Saturday, June 28, 2003

Cue X-Files Music...

First, I missed my usually Thursday update because I was spending the day at Six Flags Worlds of Adventure. Someday I'll write about my love for roller coasters...In the mean time, check out my buddy Mike's excellent site about my local Six Flags.

Anyways, I recently started reading Nick Cook's somewhat odd book The Hunt For Zero Point, where Cook, a former writer for Jane's Defense Weekly tracks a thin trail of evidence that the U.S. government has been developing anti-gravity technology since the 1950s. Needless to say, I am not reading this book for it's factual value. Much like George Cloony's recent movie Confessions of a Dangerous Mind, the fun is in not knowing what, if any of the book is true. It's almost like watching one of those wacky cartoons on Cartoon Network; the farce is entertaining.

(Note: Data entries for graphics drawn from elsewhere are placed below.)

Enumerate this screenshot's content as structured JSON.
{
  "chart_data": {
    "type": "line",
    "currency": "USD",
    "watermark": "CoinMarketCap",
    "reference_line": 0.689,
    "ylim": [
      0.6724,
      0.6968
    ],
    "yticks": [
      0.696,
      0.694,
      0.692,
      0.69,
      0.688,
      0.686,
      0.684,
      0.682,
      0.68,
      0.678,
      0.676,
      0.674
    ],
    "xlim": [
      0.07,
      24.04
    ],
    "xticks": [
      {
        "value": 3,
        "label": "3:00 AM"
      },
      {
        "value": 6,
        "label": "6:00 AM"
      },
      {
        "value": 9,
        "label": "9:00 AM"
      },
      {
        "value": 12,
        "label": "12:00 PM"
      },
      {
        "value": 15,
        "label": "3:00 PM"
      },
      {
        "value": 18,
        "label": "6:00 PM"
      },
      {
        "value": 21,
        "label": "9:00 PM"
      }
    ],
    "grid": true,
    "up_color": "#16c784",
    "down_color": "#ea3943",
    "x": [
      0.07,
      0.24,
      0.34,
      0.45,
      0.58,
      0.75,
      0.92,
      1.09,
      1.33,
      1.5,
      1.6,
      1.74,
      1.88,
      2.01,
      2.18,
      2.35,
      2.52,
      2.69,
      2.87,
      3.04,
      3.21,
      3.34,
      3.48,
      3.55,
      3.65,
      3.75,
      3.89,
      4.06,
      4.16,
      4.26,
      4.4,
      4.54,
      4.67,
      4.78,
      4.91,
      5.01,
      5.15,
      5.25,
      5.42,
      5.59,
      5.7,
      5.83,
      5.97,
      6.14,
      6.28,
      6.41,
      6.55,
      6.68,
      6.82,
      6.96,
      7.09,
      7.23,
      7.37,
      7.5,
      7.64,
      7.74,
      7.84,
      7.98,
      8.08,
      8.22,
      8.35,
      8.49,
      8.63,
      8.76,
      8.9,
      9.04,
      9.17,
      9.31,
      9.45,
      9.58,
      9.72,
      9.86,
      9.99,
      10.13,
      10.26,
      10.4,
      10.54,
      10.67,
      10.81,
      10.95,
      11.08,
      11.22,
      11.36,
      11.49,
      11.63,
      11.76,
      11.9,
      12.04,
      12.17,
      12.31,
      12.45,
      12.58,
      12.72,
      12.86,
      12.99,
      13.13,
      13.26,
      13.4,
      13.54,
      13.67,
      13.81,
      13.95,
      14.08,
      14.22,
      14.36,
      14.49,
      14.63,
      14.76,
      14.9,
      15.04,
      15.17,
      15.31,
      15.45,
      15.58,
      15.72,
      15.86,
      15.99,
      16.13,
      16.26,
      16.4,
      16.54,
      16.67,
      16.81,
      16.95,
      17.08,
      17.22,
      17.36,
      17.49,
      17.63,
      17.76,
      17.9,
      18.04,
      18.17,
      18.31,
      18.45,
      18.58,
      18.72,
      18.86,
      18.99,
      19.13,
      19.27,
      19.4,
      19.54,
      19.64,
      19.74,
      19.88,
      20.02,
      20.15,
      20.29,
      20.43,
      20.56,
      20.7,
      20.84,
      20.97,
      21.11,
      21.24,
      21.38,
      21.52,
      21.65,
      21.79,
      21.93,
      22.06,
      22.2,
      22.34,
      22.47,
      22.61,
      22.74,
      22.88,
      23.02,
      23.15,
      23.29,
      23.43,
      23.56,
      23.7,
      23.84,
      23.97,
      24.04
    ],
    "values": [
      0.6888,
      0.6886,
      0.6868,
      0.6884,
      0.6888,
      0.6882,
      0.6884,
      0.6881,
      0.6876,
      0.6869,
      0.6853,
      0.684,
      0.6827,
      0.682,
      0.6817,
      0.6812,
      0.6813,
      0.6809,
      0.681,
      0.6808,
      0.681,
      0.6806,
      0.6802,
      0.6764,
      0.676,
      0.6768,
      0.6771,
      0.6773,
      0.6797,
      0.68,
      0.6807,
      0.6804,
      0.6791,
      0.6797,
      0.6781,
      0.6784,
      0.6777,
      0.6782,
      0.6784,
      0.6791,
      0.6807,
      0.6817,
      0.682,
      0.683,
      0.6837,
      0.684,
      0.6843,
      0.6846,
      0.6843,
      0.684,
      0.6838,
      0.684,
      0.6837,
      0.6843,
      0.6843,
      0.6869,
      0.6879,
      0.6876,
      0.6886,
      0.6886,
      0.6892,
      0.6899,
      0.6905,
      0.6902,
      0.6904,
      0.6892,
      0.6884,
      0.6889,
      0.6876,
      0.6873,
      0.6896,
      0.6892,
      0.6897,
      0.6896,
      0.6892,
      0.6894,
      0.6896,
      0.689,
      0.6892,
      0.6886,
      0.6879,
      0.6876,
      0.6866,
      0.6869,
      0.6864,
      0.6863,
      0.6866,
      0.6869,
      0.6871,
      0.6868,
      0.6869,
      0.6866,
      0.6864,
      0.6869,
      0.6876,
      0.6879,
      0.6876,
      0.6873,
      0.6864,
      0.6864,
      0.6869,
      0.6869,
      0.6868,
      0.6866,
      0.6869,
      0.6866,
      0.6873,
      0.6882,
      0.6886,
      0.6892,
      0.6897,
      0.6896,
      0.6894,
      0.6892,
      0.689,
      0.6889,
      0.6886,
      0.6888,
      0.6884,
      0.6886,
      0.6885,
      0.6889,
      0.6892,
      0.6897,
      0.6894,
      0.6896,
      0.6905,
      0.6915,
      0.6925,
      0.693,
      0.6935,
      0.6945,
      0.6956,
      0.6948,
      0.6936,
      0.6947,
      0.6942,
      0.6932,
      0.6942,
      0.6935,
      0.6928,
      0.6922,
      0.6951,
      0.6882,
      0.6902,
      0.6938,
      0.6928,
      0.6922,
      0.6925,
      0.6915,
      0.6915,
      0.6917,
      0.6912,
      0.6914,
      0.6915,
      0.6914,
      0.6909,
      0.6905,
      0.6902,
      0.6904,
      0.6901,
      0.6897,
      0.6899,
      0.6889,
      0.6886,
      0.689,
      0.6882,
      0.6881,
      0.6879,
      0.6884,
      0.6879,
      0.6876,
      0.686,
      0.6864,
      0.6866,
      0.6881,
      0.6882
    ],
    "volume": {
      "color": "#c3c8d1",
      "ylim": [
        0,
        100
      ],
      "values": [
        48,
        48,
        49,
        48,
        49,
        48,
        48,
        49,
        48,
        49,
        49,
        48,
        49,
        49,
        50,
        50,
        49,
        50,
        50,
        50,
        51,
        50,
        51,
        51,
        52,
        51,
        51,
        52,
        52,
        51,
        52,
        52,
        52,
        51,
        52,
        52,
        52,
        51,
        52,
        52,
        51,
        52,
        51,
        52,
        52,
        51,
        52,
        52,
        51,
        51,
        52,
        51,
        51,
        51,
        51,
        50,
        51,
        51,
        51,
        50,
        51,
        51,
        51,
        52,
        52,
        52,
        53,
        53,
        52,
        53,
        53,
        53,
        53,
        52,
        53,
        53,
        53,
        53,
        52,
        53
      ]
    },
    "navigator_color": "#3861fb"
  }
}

In between the odd first-person "poor detective novel" writing, unverifable claims, wacky suppositions, and bad science, Cook does have a few interesting points. For example, Lockheed's Skunk Works, the secretive division responsible for such exotic birds as the U-2, the SR-71, and the F-117 Stealth Fighter has been remarkably silent on it's activities for the last 20 years. What exactly have they been up to? Four thousand people work for the Skunk Works, which recieves something near to billion a year for government work. What have they been doing? One guess is the "Aurora", a hypersonic spy plane. Whatever it is, I'm guessing the coolness factor is off the charts.